Married to, divorced and then remarrying Mexican artist Diego Rivera, her inability to have children and her husband’s infidelities brought her intense misery, which she met with warm humour and indomitable spirit – “I drank to drown my sorrows, but the damned things learned how to swim”.  After her death Rivera placed her possessions in a bathroom in the Casa Azure (Blue House) that they had shared and locked the door with instructions that it was not to be opened until after his own death.  In fact it was unopened for over 50 years.

Making Herself Up

The V&A’s exhibition “Making Herself Up” comprises artifacts tantalizingly found behind the locked door.  Her traditional Mexican dresses, her much loved make up, the torturous-looking corsets she was obliged to wear and defiantly decorated with symbols of hope, her prosthetic leg with elaborate boot – her right leg was amputated a year before death but even this could not diminish her spirit “Feet, what do I want them for if I have wings to fly”.  The exhibition also includes self-portraits and photographs, many of her accessories, elaborate head dresses, huge colourful necklaces, letters and medicines.

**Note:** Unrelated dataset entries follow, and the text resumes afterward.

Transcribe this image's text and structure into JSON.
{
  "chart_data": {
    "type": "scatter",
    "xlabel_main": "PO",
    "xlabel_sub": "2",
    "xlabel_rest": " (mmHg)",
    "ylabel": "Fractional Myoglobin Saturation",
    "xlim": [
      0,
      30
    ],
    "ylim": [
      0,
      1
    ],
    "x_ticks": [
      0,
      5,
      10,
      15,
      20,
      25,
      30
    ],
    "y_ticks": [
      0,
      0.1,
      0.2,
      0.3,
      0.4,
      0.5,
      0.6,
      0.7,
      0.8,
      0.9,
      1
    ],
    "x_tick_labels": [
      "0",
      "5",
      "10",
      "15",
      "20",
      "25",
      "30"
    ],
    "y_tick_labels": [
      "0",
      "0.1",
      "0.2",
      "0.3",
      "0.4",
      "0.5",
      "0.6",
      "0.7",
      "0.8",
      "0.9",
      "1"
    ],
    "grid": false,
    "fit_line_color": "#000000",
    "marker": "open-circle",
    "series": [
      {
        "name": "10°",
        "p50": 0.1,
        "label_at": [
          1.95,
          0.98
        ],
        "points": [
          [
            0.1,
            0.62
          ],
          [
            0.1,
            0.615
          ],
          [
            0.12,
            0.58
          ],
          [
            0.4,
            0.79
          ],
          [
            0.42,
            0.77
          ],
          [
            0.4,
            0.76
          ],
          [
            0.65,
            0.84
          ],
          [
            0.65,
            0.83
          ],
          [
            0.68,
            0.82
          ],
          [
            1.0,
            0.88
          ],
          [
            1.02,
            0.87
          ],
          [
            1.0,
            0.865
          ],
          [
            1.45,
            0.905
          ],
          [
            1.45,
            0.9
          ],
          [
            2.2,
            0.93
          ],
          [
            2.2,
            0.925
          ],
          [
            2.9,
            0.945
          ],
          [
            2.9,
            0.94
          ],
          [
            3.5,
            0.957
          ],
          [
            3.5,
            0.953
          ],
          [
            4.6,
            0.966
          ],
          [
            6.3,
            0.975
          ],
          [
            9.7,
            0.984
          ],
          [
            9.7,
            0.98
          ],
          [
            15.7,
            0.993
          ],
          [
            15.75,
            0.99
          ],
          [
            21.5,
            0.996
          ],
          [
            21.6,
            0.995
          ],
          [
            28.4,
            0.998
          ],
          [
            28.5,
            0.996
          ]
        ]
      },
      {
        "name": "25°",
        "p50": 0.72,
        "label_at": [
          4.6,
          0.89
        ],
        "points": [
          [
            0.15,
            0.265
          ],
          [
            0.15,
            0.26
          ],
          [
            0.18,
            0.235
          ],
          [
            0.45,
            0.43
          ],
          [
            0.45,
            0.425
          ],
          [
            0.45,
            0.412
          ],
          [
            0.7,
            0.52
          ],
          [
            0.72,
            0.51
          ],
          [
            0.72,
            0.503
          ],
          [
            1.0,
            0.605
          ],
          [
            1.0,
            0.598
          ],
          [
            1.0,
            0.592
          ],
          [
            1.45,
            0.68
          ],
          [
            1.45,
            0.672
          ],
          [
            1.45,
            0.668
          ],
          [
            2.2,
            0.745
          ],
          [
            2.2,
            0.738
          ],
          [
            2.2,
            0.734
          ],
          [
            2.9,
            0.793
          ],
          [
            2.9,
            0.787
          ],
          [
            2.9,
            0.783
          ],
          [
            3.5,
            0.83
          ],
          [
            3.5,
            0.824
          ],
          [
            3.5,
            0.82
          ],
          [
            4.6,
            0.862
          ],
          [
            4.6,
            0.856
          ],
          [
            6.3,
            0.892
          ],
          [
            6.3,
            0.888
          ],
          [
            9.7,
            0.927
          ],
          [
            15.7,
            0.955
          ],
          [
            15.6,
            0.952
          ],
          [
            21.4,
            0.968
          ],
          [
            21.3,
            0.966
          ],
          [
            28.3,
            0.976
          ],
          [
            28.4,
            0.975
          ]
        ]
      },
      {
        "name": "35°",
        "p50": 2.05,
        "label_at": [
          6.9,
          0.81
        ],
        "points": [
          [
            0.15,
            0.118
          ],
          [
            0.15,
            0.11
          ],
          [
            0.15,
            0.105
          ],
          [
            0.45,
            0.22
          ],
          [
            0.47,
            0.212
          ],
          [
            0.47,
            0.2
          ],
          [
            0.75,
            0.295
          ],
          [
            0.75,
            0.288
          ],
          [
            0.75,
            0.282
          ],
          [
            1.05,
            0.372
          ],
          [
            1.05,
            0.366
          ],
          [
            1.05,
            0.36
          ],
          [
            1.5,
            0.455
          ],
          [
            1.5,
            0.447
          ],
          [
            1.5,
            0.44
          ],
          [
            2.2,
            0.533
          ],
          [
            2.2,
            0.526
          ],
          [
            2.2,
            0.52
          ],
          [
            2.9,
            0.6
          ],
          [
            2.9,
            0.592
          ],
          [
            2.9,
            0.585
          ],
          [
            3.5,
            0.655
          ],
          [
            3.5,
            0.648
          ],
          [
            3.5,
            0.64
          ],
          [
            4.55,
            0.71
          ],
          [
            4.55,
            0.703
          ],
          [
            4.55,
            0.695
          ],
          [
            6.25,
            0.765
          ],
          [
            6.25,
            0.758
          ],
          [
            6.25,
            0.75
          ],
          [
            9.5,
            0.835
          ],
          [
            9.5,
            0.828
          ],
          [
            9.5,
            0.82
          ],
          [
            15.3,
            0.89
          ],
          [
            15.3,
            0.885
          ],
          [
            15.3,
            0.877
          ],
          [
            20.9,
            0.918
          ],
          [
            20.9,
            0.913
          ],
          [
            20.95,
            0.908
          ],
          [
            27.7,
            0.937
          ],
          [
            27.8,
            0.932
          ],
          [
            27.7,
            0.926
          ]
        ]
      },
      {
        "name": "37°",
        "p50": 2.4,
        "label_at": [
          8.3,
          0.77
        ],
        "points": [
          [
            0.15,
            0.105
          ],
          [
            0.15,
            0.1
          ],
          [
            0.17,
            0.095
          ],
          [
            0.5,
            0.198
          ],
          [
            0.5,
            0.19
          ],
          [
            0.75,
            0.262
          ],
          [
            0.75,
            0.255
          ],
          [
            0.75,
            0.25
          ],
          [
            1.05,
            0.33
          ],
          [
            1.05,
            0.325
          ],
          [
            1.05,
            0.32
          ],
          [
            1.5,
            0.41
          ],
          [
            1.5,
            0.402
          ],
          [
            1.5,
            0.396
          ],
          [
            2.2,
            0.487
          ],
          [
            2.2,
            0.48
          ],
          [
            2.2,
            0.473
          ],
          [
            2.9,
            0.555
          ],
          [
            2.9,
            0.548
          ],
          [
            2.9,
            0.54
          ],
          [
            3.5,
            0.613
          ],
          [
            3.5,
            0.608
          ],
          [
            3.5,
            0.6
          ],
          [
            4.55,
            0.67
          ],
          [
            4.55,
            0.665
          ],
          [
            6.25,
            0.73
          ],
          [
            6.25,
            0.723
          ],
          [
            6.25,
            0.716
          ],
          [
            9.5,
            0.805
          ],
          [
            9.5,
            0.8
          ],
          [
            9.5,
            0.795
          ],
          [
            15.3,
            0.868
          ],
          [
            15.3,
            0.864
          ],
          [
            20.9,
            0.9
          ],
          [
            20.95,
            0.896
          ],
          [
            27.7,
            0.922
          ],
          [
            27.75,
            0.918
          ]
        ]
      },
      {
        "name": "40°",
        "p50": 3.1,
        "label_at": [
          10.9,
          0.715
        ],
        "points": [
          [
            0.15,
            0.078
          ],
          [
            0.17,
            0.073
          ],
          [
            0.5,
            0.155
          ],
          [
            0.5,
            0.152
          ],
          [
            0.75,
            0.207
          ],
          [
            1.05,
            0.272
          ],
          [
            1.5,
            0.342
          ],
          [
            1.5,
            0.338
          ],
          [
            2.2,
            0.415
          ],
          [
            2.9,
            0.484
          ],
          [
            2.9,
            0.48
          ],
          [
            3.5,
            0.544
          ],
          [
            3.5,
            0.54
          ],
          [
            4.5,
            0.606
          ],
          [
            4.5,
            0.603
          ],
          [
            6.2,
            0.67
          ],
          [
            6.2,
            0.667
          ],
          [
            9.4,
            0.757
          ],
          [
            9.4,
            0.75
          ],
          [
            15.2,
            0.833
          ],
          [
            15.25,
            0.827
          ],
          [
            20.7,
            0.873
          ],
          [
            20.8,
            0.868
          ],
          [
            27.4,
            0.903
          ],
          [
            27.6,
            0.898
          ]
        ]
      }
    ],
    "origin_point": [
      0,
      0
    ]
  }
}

In 1953 she became the first woman artist to have a solo exhibition of her work in Mexico, and she attended the exhibition in a specially adapted bed as she was too ill to walk or even attend in a wheelchair, although still beautifully and defiantly attired and made up.

Kahlo’s death certificate recorded pulmonary embolism but suicide was suspected, and her last diary entry read “I hope the exit is joyful – and I hope never to return – Frida”.